3. Permissive parents are extremely forgiving and never discipline their children. They demand little of them and do not have high expectations. They treat their children as friends.

4. Indifferent parents are generally detached and do not pay attention to even the basic needs of their children. They are not meaningfully communicated or disciplined. They may be physically present but emotionally absent.

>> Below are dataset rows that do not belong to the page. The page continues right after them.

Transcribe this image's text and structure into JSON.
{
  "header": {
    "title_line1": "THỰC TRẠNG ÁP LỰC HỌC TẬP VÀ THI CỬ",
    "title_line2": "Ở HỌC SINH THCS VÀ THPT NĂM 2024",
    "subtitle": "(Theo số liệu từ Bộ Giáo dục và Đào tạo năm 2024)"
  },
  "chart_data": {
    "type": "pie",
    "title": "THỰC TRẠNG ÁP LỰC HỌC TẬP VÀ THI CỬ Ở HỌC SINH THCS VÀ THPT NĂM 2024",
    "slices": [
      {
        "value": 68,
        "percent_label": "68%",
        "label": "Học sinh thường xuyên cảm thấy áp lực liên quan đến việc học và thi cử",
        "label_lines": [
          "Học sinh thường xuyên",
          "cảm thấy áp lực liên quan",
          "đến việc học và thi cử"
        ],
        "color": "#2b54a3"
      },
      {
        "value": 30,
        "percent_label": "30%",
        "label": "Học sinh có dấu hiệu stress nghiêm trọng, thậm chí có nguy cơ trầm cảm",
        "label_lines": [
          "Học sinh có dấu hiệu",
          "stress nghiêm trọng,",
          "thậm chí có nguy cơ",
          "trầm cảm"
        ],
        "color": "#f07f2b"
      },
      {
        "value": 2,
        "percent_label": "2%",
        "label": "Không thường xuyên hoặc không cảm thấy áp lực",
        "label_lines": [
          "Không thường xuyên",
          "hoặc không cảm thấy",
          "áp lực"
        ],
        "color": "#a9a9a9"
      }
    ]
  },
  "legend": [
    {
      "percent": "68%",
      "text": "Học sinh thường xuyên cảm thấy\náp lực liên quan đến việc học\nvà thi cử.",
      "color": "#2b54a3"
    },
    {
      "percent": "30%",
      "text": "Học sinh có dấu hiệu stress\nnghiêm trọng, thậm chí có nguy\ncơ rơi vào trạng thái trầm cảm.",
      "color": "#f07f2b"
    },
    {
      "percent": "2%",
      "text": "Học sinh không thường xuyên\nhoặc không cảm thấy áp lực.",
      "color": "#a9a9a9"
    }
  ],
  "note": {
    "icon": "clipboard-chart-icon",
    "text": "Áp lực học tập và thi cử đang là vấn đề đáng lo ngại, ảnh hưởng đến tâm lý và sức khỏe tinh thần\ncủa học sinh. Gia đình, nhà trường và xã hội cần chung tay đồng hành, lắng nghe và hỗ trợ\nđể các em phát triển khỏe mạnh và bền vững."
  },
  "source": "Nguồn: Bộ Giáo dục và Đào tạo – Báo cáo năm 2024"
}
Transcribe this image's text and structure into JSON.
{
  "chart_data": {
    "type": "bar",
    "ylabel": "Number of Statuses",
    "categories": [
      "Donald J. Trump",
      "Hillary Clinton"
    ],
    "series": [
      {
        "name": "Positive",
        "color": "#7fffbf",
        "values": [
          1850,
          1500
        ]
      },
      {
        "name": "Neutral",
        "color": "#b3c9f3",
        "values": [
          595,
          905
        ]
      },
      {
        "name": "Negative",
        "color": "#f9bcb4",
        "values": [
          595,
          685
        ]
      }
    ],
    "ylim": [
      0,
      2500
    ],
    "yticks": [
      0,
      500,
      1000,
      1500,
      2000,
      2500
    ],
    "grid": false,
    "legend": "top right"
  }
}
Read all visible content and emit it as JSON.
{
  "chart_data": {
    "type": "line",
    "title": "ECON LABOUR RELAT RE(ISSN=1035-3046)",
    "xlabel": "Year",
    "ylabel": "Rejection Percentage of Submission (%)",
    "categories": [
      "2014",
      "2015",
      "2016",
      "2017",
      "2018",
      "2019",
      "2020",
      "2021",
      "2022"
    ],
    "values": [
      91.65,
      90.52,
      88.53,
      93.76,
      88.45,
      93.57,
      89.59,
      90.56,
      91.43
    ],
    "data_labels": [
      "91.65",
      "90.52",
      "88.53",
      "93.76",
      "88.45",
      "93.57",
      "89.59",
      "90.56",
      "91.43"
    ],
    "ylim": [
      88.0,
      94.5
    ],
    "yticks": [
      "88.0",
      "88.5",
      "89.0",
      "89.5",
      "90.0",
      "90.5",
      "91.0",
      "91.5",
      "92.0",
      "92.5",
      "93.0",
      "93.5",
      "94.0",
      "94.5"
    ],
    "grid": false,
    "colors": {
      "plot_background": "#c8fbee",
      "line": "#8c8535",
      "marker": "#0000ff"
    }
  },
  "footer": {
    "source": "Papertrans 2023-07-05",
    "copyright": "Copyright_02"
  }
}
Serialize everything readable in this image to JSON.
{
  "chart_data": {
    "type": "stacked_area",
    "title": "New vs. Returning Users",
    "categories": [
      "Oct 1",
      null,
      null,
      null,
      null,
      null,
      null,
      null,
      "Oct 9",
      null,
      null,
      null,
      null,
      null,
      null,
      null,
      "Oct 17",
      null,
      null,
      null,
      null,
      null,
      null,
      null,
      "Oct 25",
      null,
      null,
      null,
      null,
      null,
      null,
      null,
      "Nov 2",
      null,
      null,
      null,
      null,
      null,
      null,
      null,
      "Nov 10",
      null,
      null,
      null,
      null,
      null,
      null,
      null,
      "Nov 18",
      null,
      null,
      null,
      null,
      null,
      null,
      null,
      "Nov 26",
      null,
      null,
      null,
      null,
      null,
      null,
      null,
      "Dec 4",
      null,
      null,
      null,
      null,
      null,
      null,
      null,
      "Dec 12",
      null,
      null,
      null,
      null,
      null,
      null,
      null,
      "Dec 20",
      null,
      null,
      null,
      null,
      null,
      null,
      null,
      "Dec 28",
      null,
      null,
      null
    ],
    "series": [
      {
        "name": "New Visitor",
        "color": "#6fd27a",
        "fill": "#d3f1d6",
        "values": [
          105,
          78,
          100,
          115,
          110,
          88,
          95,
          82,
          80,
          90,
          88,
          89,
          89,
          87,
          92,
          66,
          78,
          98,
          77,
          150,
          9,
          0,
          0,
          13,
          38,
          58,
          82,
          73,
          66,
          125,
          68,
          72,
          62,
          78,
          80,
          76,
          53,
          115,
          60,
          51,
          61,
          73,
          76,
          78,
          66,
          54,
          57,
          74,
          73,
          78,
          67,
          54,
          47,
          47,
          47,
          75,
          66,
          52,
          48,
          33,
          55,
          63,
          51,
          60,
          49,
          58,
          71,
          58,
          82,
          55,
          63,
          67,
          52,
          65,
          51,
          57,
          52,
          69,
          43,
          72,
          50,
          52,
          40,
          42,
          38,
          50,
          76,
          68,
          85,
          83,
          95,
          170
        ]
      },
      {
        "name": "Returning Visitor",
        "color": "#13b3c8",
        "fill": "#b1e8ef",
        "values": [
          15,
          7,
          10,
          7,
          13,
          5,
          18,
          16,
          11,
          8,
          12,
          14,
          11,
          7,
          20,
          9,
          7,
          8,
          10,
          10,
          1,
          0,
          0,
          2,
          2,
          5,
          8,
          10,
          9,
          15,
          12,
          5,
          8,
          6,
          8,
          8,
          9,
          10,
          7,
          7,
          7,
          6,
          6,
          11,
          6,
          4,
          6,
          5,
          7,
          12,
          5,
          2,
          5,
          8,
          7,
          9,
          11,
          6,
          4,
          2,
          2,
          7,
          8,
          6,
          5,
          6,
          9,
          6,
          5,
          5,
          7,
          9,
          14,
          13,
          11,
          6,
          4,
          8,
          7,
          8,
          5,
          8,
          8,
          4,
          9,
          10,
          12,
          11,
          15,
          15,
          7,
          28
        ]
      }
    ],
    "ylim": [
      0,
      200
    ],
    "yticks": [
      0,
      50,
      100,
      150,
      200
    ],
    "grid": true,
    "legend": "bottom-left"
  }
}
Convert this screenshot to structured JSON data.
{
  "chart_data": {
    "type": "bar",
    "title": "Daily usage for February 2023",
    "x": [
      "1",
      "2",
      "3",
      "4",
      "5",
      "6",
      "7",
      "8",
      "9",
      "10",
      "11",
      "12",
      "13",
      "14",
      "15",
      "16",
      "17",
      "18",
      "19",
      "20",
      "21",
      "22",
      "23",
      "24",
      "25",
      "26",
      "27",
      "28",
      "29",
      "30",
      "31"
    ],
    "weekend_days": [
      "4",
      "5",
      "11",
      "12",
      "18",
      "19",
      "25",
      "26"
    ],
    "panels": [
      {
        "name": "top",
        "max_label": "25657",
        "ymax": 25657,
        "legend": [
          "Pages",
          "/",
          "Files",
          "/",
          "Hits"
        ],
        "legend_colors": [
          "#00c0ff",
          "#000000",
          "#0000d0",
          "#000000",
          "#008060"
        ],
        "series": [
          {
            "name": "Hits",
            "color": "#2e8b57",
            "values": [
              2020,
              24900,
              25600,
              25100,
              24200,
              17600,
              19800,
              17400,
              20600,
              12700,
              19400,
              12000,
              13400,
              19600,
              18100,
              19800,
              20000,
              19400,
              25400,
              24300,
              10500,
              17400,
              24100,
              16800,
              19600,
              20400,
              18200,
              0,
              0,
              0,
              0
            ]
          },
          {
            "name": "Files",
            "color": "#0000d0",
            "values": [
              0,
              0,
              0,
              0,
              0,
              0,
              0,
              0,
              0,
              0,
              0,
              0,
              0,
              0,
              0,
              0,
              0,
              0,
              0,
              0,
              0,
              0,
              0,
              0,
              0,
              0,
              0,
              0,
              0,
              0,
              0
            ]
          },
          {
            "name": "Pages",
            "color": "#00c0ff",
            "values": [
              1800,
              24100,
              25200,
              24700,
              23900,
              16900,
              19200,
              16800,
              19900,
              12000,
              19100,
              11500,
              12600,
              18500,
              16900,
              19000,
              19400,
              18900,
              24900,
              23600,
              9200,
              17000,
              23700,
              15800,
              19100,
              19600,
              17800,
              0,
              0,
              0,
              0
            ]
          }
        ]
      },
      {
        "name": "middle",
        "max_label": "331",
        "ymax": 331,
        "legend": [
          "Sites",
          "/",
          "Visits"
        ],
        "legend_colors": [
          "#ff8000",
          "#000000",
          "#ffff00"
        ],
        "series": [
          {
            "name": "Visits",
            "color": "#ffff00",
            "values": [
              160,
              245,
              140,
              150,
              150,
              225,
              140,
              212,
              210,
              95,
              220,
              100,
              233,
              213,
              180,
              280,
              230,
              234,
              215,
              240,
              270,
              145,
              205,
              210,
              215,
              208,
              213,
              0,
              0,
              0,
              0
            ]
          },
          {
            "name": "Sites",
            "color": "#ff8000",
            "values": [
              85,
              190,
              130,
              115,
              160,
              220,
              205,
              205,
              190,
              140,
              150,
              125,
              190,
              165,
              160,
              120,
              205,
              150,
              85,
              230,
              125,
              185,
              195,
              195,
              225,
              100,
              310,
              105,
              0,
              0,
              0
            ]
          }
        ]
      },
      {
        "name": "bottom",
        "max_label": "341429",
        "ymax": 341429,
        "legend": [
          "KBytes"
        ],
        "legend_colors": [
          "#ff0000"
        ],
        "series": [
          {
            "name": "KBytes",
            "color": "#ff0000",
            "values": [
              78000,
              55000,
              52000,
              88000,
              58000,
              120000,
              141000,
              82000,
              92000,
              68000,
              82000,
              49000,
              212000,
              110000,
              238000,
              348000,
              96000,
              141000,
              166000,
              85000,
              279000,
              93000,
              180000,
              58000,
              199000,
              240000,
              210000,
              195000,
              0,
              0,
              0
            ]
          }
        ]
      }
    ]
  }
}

The most successful parents are those who exercise authority with love and understanding. The child must know that there are rules to follow both at home and in society. Obedience to parents, respect for others, fear of God, and the importance of living a godly life should be taught. Such a child will grow into a happy, loving and well-adjusted individual, capable of resisting what is wrong and maintaining himself in society. He will always be aware of the dangers of breaking the rules.

A dictatorial father can have submissive children. But they can harbor resentment and become bitter and cynical. They may lack social skills, be indecisive and shy, or may become autocratic bullies in adult life.

Parents should not equate permissiveness with love. Pampering a child will not build character. He will lack initiative and will blame others for his failures.

Indifferent parents will have equally indifferent children. They will be selfish, indifferent, and lacking in social graces, self-control, and competence.

Parental authority is granted by God and must be shared equally by both parents. Children need proper guidance and a set of moral values ​​to live, in a world that is becoming more anarchic and consumer-oriented. “Children need some authority structure,” said Dr. Spock. They need a framework of ‘do’s’ and ‘don’ts’. A family is by no means a democracy and parents and children are not equal. The most successful parents are those who exercise authority with love and understanding.